1. First, let's write the balanced chemical equation for the combustion of methane:
CH4 + 2O2 -> CO2 + 2H2O
According to the balanced equation, for each mole of methane, we need 2 moles of oxygen to completely react.
To find the number of moles of methane, we can use the ideal gas law equation:
PV = nRT
Here, we know the pressure (0.961 atm), volume (29.0 L), temperature (140°C), and the gas constant (R = 0.0821 L⋅atm/mol⋅K). We can rearrange the equation to solve for the number of moles (n) of methane:
n = PV / RT
Substituting the values, we get:
n = (0.961 atm) * (29.0 L) / (0.0821 L⋅atm/mol⋅K * 413.15 K)
Calculate n to find the number of moles of methane in 29.0 L.
Once we have the number of moles of methane, we can use the stoichiometry of the balanced equation to determine the number of moles of each product. Since the balanced equation tells us that 1 mole of methane produces 1 mole of carbon dioxide (CO2) and 2 moles of water (H2O), we can convert the moles of methane to moles of each product.
Finally, we can use the ideal gas law again to convert the moles of each product to volumes at the same temperature and pressure, using the formula:
V = nRT / P
Substitute the appropriate values to find the volume of each product.

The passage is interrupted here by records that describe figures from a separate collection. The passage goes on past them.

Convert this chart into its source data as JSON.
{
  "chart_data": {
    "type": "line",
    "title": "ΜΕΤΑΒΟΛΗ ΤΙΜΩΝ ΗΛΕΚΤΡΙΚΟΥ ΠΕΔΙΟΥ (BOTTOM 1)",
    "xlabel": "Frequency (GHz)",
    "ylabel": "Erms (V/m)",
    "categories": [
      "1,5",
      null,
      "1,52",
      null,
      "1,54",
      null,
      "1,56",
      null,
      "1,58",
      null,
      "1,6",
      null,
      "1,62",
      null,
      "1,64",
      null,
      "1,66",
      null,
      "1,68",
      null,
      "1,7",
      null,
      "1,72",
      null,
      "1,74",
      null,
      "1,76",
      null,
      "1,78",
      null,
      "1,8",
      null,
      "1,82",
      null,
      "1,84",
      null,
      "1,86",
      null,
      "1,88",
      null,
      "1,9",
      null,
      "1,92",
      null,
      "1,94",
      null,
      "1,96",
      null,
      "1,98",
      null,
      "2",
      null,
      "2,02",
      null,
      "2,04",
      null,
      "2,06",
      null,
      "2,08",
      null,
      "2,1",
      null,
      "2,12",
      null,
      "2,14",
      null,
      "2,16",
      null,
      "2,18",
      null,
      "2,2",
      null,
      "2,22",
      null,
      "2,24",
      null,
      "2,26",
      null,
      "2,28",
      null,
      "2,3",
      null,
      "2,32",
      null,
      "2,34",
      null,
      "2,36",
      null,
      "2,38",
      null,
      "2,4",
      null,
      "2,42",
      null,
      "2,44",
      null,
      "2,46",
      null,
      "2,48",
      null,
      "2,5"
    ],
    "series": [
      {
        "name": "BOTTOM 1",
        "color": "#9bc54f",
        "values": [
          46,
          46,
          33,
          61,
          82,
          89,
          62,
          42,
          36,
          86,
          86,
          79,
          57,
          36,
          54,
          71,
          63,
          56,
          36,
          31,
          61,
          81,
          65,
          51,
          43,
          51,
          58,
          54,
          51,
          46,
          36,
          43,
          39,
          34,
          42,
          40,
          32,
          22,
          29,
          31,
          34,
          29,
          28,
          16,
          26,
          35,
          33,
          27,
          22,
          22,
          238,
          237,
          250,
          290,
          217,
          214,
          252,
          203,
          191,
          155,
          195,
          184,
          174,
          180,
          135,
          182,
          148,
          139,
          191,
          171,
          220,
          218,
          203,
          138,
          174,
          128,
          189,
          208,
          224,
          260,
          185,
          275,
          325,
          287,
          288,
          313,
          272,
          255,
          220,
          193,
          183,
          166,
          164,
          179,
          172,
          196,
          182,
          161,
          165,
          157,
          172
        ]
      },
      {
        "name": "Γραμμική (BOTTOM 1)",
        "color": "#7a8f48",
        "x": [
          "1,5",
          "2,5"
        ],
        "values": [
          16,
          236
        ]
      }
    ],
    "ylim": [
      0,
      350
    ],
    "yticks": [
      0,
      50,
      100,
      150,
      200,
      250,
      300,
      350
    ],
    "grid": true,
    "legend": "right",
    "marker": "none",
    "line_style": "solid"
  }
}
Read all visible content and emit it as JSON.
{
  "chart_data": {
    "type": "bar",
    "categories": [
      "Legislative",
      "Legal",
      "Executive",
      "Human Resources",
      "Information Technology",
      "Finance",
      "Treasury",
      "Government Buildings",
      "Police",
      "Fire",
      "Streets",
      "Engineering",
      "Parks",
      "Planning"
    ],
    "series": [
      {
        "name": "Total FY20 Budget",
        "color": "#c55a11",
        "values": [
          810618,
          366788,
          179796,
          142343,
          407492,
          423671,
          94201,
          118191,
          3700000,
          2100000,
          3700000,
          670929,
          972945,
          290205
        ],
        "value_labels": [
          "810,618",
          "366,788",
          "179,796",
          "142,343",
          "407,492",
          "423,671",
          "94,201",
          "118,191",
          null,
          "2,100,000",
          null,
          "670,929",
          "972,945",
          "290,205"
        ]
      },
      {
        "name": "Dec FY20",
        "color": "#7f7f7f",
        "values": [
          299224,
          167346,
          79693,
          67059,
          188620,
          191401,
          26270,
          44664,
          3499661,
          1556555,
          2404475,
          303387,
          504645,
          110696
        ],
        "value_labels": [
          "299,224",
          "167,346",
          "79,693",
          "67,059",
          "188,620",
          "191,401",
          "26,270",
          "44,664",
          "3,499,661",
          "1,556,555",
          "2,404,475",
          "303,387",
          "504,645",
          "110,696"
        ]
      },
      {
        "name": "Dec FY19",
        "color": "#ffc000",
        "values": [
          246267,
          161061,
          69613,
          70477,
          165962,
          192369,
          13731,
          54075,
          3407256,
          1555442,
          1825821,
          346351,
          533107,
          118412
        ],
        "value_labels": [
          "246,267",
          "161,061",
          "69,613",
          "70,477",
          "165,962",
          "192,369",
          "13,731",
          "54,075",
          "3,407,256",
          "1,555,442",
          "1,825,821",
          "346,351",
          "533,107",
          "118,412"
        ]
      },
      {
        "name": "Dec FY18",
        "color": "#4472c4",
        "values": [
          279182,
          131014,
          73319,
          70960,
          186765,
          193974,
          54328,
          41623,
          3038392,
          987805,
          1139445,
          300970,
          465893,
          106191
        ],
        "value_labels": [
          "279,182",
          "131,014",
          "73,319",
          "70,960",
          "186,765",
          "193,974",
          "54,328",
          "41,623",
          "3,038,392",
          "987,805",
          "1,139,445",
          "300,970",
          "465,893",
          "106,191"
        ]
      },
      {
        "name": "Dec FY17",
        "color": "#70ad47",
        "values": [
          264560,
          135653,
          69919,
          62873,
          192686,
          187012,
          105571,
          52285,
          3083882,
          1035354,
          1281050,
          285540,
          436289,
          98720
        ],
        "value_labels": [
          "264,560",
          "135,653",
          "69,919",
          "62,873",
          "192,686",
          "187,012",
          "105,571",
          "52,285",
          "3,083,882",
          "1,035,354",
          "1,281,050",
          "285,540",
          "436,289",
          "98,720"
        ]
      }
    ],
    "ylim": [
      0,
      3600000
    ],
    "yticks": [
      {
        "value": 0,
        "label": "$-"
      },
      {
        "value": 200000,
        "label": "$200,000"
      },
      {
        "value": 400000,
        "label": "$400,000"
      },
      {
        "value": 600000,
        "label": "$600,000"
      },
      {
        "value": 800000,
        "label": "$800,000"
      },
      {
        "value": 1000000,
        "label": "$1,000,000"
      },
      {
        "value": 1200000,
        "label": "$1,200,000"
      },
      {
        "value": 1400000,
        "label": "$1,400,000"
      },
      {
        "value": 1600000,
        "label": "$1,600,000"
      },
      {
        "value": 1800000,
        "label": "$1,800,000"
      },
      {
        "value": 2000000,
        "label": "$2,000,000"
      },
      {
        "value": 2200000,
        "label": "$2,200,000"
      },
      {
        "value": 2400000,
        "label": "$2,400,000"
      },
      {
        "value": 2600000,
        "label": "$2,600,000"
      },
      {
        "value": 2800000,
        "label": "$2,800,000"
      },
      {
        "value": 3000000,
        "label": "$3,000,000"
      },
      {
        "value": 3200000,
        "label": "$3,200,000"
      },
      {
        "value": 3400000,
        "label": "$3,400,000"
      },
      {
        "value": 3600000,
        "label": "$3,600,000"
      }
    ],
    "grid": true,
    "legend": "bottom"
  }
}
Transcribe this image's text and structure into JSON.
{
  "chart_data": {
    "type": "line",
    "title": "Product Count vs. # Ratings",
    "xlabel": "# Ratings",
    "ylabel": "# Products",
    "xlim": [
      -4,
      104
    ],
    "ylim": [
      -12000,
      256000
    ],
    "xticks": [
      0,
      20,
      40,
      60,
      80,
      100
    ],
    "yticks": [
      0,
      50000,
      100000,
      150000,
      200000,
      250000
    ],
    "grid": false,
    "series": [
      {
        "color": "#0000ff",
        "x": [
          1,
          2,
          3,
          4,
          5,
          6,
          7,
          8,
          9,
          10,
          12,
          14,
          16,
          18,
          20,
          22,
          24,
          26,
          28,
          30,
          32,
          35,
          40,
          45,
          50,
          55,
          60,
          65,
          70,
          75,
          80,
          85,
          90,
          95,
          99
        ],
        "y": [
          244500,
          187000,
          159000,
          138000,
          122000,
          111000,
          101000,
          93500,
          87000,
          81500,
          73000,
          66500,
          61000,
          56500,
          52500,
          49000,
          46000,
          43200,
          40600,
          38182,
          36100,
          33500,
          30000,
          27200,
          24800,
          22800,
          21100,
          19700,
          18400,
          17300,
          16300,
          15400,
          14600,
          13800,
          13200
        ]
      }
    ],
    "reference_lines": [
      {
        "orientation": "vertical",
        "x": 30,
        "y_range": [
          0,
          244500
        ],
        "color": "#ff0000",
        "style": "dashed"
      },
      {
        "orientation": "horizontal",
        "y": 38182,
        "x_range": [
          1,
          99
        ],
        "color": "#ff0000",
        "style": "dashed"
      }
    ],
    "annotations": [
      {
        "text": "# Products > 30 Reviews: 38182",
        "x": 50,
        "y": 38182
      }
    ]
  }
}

2a. To determine the liters of air needed for complete combustion of octane vapor, C8H18, we can follow a similar process. First, you need to write the balanced chemical equation for the combustion of octane:
2C8H18 + 25O2 -> 16CO2 + 18H2O
According to the balanced equation, for each mole of octane, we need 25 moles of oxygen to completely react.
To find the number of moles of octane, you'll need to know the volume of octane vapor in liters and then use the ideal gas law as shown in question 1.
Once you have the number of moles of octane, you can use the stoichiometry to determine the number of moles of each product, similar to question 1.
2b. To determine the volume of each product produced, you can use the ideal gas law equation (V = nRT / P) once again. Convert the moles of each product to volumes at the same temperature and pressure.
3a. To determine which reactant is present in excess, we first need to find the number of moles of each reactant. Use the ideal gas law equation (PV = nRT) for both carbon monoxide (CO) and hydrogen (H2) gases. Convert the given volumes to moles using the balanced equation's cooefficients.
After finding the number of moles of each reactant, compare the two values to see which reactant is in excess. The reactant with a larger number of moles is present in excess.
3b. To find out how much of the excess reactant remains after the reaction, you'll need to use the stoichiometry of the balanced equation. Use the mole ratio between the excess reactant and the product (methanol, CH3OH) to determine the number of moles of the excess reactant consumed. Subtract this amount from the initial number of moles to find the remaining moles of the excess reactant.
3c. Finally, to determine the volume of methanol produced, you can use the ideal gas law equation (V = nRT / P) with the number of moles of methanol obtained from the stoichiometry calculation. Convert moles to volume using the given pressure and temperature.